We read these stories and carry Ferdinand Maumo picking up a pawn with hands that shake, then beating players who once passed him over. We hold Kai and Wen clutching score sheets after five full rounds, proof they sat through every position. We see Fawaz Adeoye walk from a Lagos bridge to vocational training after his Oshodi win. We watch Cook County fathers sign off online draws with waves to their sons, months of quiet broken in thirty minutes. We hear the Year 8 boy admit he sees two outcomes and picks the one where he holds steady. We feel the Year 11 girl say those forty minutes let her chase checkmate instead of carrying everything alone.

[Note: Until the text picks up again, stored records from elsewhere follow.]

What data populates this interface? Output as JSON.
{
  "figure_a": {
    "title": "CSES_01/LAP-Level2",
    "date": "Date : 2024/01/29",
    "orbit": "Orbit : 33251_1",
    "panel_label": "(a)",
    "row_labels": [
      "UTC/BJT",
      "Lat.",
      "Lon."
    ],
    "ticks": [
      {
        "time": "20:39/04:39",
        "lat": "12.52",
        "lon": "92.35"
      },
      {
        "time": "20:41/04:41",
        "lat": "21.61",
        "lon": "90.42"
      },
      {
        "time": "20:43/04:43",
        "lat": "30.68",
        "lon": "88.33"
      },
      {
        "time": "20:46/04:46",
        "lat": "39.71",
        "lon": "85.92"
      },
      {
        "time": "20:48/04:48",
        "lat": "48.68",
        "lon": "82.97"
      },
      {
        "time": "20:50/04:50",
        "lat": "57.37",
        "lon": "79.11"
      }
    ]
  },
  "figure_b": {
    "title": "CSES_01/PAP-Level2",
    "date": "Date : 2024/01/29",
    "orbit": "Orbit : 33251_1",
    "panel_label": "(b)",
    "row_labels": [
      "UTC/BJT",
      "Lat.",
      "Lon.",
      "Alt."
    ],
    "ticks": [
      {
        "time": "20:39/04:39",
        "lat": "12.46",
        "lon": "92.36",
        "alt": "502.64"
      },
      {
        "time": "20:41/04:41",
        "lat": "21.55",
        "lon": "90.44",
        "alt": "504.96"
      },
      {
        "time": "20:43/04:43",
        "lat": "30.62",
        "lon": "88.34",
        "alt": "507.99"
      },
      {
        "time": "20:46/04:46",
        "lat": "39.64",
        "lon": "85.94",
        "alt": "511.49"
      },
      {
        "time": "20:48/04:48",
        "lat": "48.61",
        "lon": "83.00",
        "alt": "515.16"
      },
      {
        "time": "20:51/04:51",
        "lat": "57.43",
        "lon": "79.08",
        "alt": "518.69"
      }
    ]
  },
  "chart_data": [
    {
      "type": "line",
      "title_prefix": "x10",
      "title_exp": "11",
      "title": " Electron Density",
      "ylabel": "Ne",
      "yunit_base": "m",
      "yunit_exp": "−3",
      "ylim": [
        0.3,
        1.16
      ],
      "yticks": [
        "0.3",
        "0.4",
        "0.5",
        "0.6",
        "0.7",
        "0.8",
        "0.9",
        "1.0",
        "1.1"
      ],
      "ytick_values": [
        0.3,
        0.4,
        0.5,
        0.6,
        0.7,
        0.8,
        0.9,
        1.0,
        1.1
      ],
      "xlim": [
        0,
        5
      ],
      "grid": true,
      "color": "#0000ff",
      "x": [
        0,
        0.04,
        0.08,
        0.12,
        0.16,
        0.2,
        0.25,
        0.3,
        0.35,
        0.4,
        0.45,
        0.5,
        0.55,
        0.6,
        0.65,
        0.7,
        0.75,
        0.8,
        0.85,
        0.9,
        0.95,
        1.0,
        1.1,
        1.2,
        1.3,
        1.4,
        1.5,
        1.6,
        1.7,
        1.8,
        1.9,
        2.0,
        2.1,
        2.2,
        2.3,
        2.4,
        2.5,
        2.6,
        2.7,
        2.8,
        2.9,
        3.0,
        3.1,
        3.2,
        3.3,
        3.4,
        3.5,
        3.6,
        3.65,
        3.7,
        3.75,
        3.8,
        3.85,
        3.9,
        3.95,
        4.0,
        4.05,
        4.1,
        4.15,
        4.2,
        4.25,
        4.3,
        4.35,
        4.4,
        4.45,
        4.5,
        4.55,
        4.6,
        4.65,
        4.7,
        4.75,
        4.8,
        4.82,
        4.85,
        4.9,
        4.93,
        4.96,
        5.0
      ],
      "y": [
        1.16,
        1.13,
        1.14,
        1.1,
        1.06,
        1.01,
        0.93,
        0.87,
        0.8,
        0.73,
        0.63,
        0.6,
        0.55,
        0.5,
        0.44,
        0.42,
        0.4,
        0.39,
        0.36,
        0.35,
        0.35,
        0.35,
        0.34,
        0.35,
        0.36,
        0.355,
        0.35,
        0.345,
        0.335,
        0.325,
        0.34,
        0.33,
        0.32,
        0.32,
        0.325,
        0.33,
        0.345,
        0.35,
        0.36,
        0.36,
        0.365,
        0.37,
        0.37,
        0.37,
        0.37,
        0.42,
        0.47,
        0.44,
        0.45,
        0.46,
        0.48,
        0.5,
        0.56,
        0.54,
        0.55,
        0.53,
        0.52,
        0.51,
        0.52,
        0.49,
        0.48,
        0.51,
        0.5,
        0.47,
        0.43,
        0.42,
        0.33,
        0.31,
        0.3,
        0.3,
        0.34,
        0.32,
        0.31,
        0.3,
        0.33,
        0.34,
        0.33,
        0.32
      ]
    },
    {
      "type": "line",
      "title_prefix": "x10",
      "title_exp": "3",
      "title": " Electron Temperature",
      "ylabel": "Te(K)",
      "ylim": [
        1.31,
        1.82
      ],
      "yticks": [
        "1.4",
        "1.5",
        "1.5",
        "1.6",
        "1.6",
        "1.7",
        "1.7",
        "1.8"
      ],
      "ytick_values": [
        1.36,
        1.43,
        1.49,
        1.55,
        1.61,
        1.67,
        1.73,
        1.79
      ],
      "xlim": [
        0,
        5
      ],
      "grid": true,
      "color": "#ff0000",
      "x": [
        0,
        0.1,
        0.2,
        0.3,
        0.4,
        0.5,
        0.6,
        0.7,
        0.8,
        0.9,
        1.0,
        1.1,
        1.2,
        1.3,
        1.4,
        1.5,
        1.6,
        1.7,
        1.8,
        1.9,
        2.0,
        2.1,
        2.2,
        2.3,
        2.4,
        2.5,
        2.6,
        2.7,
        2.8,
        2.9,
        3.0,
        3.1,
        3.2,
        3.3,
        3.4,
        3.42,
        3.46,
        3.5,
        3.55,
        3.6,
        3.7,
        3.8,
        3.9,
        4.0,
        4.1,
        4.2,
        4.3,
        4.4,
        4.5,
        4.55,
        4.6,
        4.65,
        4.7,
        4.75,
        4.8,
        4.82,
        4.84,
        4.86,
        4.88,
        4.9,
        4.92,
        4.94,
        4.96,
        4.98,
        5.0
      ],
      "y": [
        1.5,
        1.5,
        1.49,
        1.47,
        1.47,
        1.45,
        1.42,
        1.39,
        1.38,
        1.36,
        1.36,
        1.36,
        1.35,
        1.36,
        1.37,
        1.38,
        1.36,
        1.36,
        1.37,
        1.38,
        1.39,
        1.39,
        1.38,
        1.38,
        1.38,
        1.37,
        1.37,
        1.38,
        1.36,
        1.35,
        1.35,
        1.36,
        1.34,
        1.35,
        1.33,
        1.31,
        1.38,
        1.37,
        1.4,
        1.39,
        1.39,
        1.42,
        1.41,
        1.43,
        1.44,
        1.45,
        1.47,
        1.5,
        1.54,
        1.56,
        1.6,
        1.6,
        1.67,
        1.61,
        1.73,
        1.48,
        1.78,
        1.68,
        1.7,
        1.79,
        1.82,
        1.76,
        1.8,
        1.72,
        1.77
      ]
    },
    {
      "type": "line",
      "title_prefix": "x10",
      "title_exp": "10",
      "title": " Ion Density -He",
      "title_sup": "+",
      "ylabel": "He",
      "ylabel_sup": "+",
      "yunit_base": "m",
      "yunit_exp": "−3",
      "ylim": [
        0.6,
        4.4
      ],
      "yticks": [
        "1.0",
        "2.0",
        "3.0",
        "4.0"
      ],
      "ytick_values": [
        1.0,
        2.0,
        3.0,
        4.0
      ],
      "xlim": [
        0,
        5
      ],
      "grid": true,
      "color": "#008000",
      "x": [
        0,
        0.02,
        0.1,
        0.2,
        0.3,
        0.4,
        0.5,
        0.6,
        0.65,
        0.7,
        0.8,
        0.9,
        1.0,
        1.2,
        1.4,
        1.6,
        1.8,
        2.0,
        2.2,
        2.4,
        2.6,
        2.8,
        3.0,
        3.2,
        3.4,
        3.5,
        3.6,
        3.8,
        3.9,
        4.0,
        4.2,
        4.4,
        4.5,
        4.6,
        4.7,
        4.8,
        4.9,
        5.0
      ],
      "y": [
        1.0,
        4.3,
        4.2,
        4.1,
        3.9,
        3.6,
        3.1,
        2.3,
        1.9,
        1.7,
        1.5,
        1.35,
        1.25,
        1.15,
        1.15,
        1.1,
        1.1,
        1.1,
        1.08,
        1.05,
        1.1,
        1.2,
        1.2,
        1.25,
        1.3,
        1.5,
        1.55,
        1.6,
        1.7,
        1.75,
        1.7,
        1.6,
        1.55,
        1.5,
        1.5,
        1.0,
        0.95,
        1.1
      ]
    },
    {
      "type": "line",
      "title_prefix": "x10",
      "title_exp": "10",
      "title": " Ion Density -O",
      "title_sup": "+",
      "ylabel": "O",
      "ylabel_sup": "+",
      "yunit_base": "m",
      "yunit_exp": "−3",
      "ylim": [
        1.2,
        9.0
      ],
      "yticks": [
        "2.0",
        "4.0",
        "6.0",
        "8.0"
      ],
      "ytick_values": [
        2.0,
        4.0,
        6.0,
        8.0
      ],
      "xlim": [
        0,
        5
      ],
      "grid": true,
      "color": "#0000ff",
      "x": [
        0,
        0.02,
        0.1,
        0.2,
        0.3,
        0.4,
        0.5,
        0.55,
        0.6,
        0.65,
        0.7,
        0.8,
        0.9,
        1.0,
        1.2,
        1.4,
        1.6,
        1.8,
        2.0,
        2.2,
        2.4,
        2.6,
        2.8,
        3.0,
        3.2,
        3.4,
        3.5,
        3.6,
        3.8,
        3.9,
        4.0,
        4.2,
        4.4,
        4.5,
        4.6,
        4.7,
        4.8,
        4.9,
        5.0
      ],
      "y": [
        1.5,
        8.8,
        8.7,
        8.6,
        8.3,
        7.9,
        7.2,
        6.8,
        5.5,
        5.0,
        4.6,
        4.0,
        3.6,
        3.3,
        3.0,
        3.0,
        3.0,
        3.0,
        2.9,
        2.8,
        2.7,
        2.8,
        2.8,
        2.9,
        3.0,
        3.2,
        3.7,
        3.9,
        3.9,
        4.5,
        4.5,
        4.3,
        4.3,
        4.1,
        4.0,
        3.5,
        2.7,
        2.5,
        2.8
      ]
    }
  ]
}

Reports give hard counts. Chess in Slums Africa trains hundreds of children with school retention above local rates. Infinite Chess runs for 270 children across 28 countries. Parivartan brings 4100 inmates to boards in 83 prisons. Chess for Life tracks 549 hours from 44 youth and men in 2024. Cook County logs fewer fights and lower return rates over three years.
Volunteers record the gaps too. Children drop out when families move or rent climbs. Inmates step away when review turns sharp. Students fade after early losses. Programs cut session times and add supports.
Fathers sit across from sons and talk pawn structure over old fights. Inmates shake hands after move 50 resigns and plan next week's lines. School groups blend Year 7s with Sixth Form over shared blunders. You note four-hour games ending with nods. You mark Year 7s claiming queens from older players.
The more I researched for this blog, the more I realised how chess can change people's lives. How just a short amount of time sitting at a board or listening to a coach analyse a game can change the way you think or perceive more things than just the game. You learn to pause when everything pushes you to rush. You weigh one choice against another and feel its weight settle. You reset after errors without the world ending. Running my lunch club showed me this up close. I watched kids find steadiness in forty minutes and grew steadier with them. You leave space for others to decide. You trust them through their stumbles. That quiet shift stays with you. Lives move forward when you give people room to own their turn.